• J. Appl. Physiol. · Oct 2012

    Influence of sympathoexcitation at high altitude on cerebrovascular function and ventilatory control in humans.

    • P N Ainslie, S J E Lucas, J-L Fan, K N Thomas, J D Cotter, Y C Tzeng, and Keith R Burgess.
    • Dept. of Human Kinetics, School of Health and Exercise Sciences, University of British Columbia, Kelowna, BC, Canada. philip.ainslie@ubc.ca
    • J. Appl. Physiol. 2012 Oct 1;113(7):1058-67.
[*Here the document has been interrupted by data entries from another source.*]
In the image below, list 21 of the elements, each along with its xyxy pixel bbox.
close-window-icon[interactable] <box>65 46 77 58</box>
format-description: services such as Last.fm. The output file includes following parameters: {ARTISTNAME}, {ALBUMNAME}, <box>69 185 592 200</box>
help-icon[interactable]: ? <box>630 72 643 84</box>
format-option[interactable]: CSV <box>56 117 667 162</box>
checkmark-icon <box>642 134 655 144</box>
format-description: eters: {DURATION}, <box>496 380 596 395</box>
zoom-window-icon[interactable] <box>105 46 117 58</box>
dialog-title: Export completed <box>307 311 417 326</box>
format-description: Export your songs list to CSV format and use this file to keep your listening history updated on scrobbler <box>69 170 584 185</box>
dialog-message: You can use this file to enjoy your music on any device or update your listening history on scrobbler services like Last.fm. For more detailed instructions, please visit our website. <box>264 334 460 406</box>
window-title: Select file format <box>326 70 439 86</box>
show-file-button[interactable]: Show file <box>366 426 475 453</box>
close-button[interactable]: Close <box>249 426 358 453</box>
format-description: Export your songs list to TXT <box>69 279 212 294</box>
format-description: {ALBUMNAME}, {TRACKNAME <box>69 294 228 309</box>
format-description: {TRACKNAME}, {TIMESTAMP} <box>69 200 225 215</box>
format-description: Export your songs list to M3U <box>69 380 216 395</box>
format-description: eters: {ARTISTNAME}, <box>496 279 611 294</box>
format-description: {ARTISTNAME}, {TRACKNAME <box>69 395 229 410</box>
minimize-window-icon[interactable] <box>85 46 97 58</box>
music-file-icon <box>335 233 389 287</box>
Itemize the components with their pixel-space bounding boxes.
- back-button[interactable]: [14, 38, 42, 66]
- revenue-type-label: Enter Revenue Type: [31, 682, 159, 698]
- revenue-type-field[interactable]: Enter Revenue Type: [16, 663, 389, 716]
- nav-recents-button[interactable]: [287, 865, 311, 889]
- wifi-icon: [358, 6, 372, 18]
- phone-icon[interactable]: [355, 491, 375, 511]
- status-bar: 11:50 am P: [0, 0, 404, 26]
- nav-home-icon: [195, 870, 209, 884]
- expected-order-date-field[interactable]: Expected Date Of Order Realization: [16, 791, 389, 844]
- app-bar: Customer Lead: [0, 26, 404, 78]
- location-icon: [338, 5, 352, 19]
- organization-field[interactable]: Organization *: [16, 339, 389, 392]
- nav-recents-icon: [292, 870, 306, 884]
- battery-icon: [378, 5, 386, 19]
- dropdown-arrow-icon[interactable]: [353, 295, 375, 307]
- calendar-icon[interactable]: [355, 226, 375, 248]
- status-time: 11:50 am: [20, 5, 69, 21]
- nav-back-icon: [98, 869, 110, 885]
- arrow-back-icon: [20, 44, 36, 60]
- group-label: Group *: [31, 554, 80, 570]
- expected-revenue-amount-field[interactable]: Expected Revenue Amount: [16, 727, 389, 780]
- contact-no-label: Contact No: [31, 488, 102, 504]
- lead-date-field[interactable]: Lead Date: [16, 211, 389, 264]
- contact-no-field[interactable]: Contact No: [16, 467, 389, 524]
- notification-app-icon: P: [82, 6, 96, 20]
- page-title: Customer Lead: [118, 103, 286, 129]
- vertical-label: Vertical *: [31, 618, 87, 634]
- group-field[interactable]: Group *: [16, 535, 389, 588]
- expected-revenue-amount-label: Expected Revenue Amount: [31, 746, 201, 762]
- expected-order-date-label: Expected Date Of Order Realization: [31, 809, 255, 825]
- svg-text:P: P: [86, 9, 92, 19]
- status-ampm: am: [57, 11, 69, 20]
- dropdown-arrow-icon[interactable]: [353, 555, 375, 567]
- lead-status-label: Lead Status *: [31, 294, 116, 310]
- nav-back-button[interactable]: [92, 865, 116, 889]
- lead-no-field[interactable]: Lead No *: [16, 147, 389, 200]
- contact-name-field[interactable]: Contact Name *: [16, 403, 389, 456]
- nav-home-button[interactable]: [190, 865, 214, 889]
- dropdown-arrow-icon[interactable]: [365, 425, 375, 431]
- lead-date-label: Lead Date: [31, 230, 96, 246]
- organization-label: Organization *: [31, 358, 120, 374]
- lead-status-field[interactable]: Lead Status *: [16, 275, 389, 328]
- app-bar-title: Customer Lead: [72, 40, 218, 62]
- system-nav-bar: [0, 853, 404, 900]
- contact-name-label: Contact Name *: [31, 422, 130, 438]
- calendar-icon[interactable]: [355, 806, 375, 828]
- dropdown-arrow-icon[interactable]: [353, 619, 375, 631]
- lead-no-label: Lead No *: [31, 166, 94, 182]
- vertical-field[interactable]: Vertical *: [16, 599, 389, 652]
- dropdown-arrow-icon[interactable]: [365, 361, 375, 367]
    AbstractWe sought to determine the influence of sympathoexcitation on dynamic cerebral autoregulation (CA), cerebrovascular reactivity, and ventilatory control in humans at high altitude (HA). At sea level (SL) and following 3-10 days at HA (5,050 m), we measured arterial blood gases, ventilation, arterial pressure, and middle cerebral blood velocity (MCAv) before and after combined α- and β-adrenergic blockade. Dynamic CA was quantified using transfer function analysis. Cerebrovascular reactivity was assessed using hypocapnia and hyperoxic hypercapnia. Ventilatory control was assessed from the hypercapnia and during isocapnic hypoxia. Arterial Pco(2) and ventilation and its control were unaltered following blockade at both SL and HA. At HA, mean arterial pressure (MAP) was elevated (P < 0.01 vs. SL), but MCAv remained unchanged. Blockade reduced MAP more at HA than at SL (26 vs. 15%, P = 0.048). At HA, gain and coherence in the very-low-frequency (VLF) range (0.02-0.07 Hz) increased, and phase lead was reduced (all P < 0.05 vs. SL). Following blockade at SL, coherence was unchanged, whereas VLF phase lead was reduced (-40 ± 23%; P < 0.01). In contrast, blockade at HA reduced low-frequency coherence (-26 ± 20%; P = 0.01 vs. baseline) and elevated VLF phase lead (by 177 ± 238%; P < 0.01 vs. baseline), fully restoring these parameters back to SL values. Irrespective of this elevation in VLF gain at HA (P < 0.01), blockade increased it comparably at SL and HA (∼43-68%; P < 0.01). Despite elevations in MCAv reactivity to hypercapnia at HA, blockade reduced (P < 0.05) it comparably at SL and HA, effects we attributed to the hypotension and/or abolition of the hypercapnic-induced increase in MAP. With the exception of dynamic CA, we provide evidence of a redundant role of sympathetic nerve activity as a direct mechanism underlying changes in cerebrovascular reactivity and ventilatory control following partial acclimatization to HA. These findings have implications for our understanding of CBF function in the context of pathologies associated with sympathoexcitation and hypoxemia.